Safety and Security
Register Your Travel
All Cornell travelers should register their travel through Cornell's International Travel Registry.
In the event of an emergency, whether a natural disaster, civil unrest or a terror attack, the Travel Registry enables university officials to reach you and provide assistance. Registration on the Travel Registry is:
- Mandatory for all undergraduate and graduate students on Cornell-related business
- Mandatory for faculty who are traveling with students or leading international programs
- Strongly encouraged for faculty on other Cornell business
- Mandatory for all staff on Cornell-related international business
Countries with an elevated level of risk
If you plan to travel to an elevated-risk country, approval from Cornell's International Travel Advisory Response Team (ITART) is required if students or alumni are involved. (See Cornell Policy 8.5 for details). Any country that is on the State Department Travel Warning list requires ITART approval; there may be additional advisories, so check the list of ITART Review Countries. Requests should be submitted to ITART 6-8 weeks prior to travel.
Worldwide Travel Assistance
Faculty, staff and students working or traveling abroad on university business have access to emergency medical, travel and personal security assistance 24/7 anywhere in the world.
Travelers can create a free user account at UHC Global using the Cornell United Healthcare Global ID# 343211.
UHC Global supports Cornell travelers with travel assistance, lost passports, medical assistance, and medical, security and natural disaster emergency evacuation.
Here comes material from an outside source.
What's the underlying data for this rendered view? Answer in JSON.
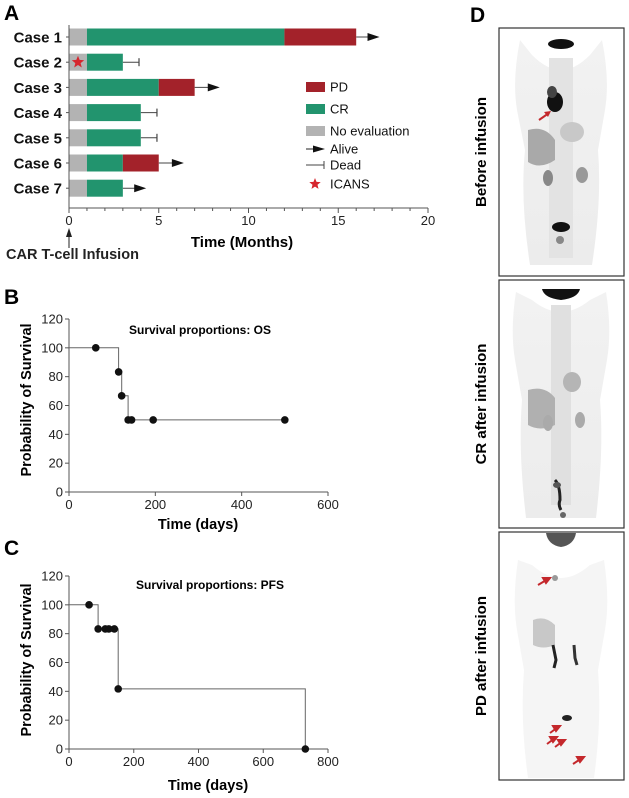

The services provided by UHC Global do NOT include health insurance. Print and carry your UHC Global ID card with a list of phone numbers and services provided.
Risk Management Abroad
U.S. citizens and nationals: Enroll your travel with STEP, the State Department's Smart Traveler Enrollment Program. You will receive important information from the embassy about safety conditions in your destination countries and help them contact you in case of an emergency. Non-U.S. citizens may be able to register with their country's embassy.
Students: Review the U.S. State Department information for Students Abroad
Familiarize yourself with road conditions at your destination(s). ASIRT, the Association for Safe International Road Travel, provides information on road conditions, regulations, public transportation and what to do in case of an accident.
In some cases, public transportation may be overcrowded, overweight or otherwise unsafe. Learn About Your Destination, a U.S. State Department resource, includes information on traffic safety and road conditions.
Cornell offers a short online course module, Student Travel Health and Safety, for all undergraduate, graduate, and professional students who are planning to travel internationally for academic business.
- Avoid walking in unfamiliar areas alone or at night and never accept rides from strangers.
- Be as inconspicuous as possible in dress and behavior.
- Stay in touch with your program/partners.
- Be careful about divulging information to strangers.
- Be aware of the people and circumstances around you, and pay attention to your instincts.
- Do not leave your bags unattended, and do not transport bags or packages for anyone.
- Avoid political demonstrations.
- Be careful with money in public.
- Keep copies of your credit cards, passport and other important documents to expedite cancellation and replacement in the event they are lost or stolen.